In particular, there was nothing of Rommel in this room but himself. There were no photographs of his wife, Lucie-Maria, or his fifteen-year-old son, Manfred. There were no mementos of his great victories in the North African deserts in the early days of the war — not even the garish field marshal’s baton which Hitler had so exuberantly bestowed upon him in 1942. (Only once had Rommel carried the eighteen-inch, three-pound gold baton with its red velvet coveting studded with gold eagles and black swastikas: that was the day he got it.) There wasn’t even a map showing the dispositions of his troops. The legendary “Desert Fox” remained as elusive and shadowy as ever; he could have walked out of that room without leaving a trace.

Rommel, as Ryan shows him, was a pragmatist but not a democrat. He did not feel uncomfortable at the desk of a duke in the requisitioned chateau of one of the greatest wits in the French language. The Allied commander, American General Dwight David Eisenhower had a very different style from the German Field Marshal. Yet when Ryan introduces Eisenhower, a dozen pages later, Ryan does not have to tell us that.
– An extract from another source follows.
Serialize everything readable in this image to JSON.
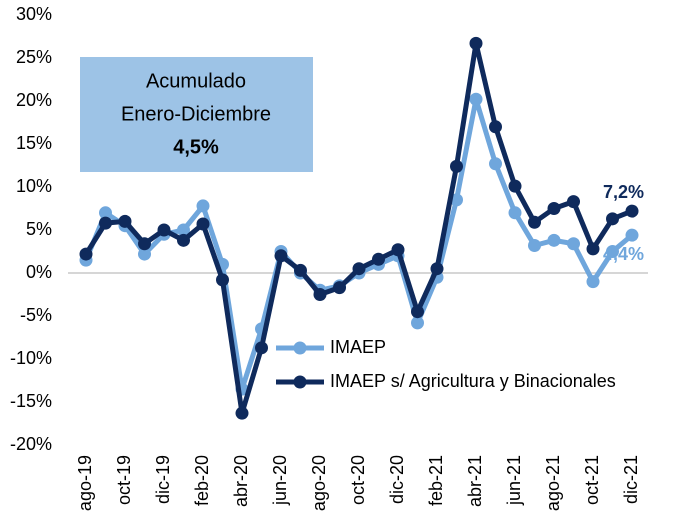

He shows it:

 

In a rain-lashed wood two miles from the naval head-quarters at Southwick House, the American who had to make that great decision wrestled with the problem and tried to relax in his sparsely furnished three-and-a-half-ton trailer. Although he could have moved into more comfortable quarters at the big, sprawling Southwick House, Eisenhower had decided against it. He wanted to be as close as possible to the ports where his troops were loading. Several days before he had ordered a small compact battle headquarters set up — a few tents for his immediate staff and several trailers, among them his own, which he had long ago named “my circus wagon.”
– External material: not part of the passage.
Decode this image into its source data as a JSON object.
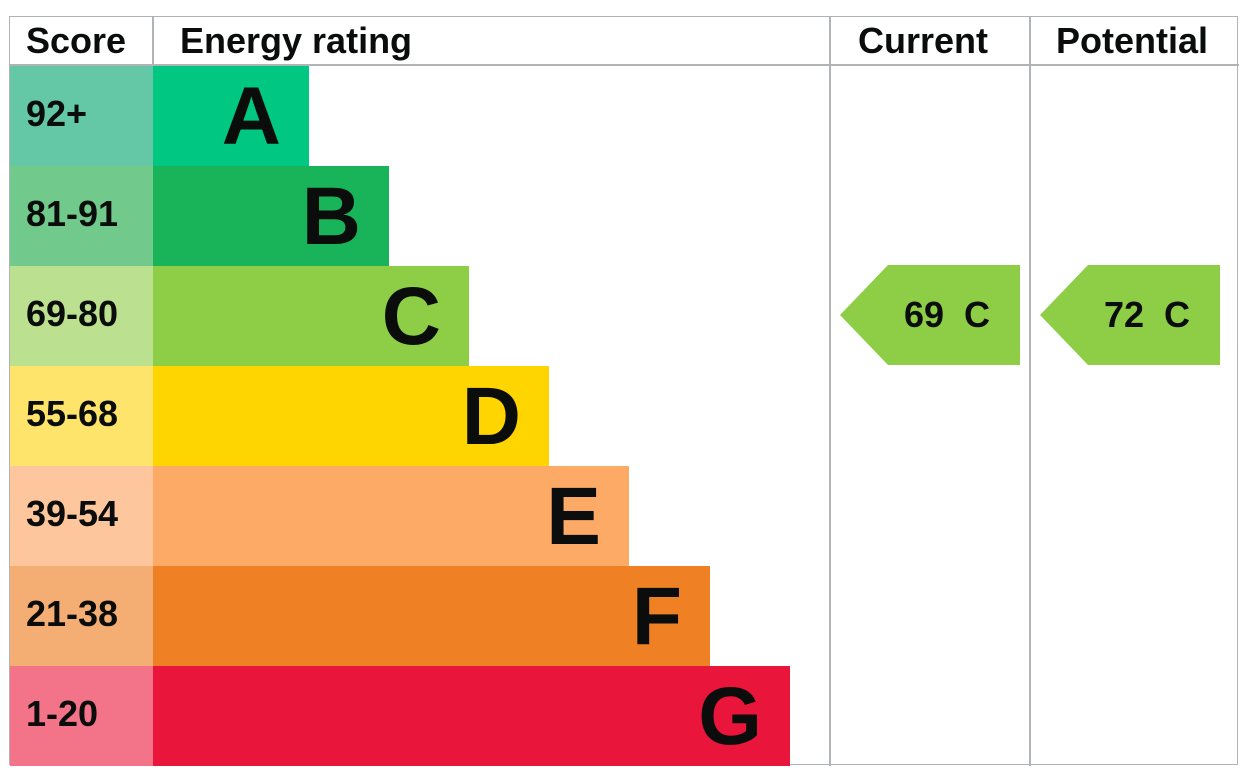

Eisenhower’s trailer, a long, low caravan somewhat resembling a moving van, had three small compartments serving as bedroom, living room and study. Besides these, neatly fitted into the trailer’s length was a tiny galley, a miniature switchboard, a chemical toilet and, at one end, a glass-enclosed observation deck. But the Supreme Commander was rarely around long enough to make full use of the trailer. He hardly ever used the living room or the study; when staff conferences were called he generally held them in a tent next to the trailer. Only his bedroom had a “lived-in” look. It was definitely his: There was a large pile of Western paperbacks on the table near his bunk, and here, too, were the only pictures — photographs of his wife, Mamie, and his twenty-one-year-old son, John, in the uniform of a West Point cadet.
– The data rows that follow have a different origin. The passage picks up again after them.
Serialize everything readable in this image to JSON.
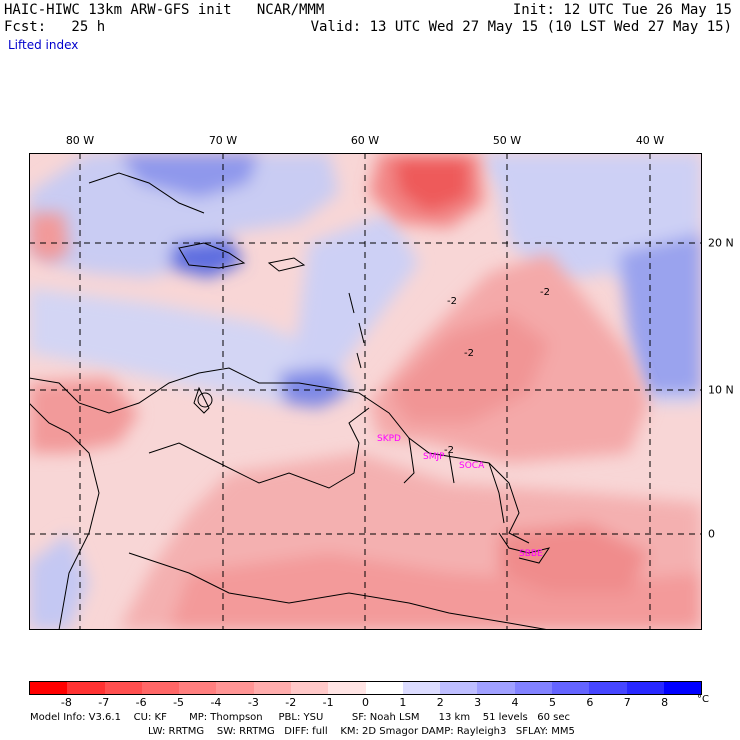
{
  "header": {
    "title": "HAIC-HIWC 13km ARW-GFS init   NCAR/MMM",
    "fcst": "Fcst:   25 h",
    "init": "Init: 12 UTC Tue 26 May 15",
    "valid": "Valid: 13 UTC Wed 27 May 15 (10 LST Wed 27 May 15)",
    "field": "Lifted index"
  },
  "map": {
    "lon_labels": [
      "80 W",
      "70 W",
      "60 W",
      "50 W",
      "40 W"
    ],
    "lat_labels": [
      "20 N",
      "10 N",
      "0"
    ],
    "contour_labels": [
      "-2",
      "-2",
      "-2",
      "-2"
    ],
    "station_labels": [
      "SKPD",
      "SMJP",
      "SOCA",
      "SBBE"
    ],
    "colors": {
      "land_line": "#000000",
      "grid_line": "#000000",
      "station": "#ff00ff",
      "background": "#f7d3d3"
    }
  },
  "colorbar": {
    "ticks": [
      "-8",
      "-7",
      "-6",
      "-5",
      "-4",
      "-3",
      "-2",
      "-1",
      "0",
      "1",
      "2",
      "3",
      "4",
      "5",
      "6",
      "7",
      "8"
    ],
    "unit": "°C",
    "colors": [
      "#ff0000",
      "#ff3232",
      "#ff4f4f",
      "#ff6767",
      "#ff7f7f",
      "#ff9595",
      "#ffadad",
      "#ffc8c8",
      "#ffe4e4",
      "#ffffff",
      "#dcdcff",
      "#bebeff",
      "#a0a0ff",
      "#8282ff",
      "#6464ff",
      "#4646ff",
      "#2828ff",
      "#0000ff"
    ]
  },
  "footer": {
    "line1": "Model Info: V3.6.1    CU: KF       MP: Thompson     PBL: YSU         SF: Noah LSM      13 km    51 levels   60 sec",
    "line2": "LW: RRTMG    SW: RRTMG   DIFF: full    KM: 2D Smagor DAMP: Rayleigh3   SFLAY: MM5"
  }
}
From this trailer Eisenhower commanded almost three million Allied troops.

These details pack a visual and emotional punch. Ryan was a mythmaker, telling a tale for an age of heroes. When The Longest Day appeared in 1959, Eisenhower, the victor of D-Day, was President and the American century was at its zenith. Around ten years later, when I first saw the film, Vietnam and the furies of the Sixties were upon us.

Yet furies can be tamed by words. We need myths to live by and D-Day is one of them, as deathless as Troy or Agincourt. When he called it the longest day, Ryan was a prophet.

 

Barry Strauss is the author of The Death of Caesar: The Story of History’s Most Famous Assassination.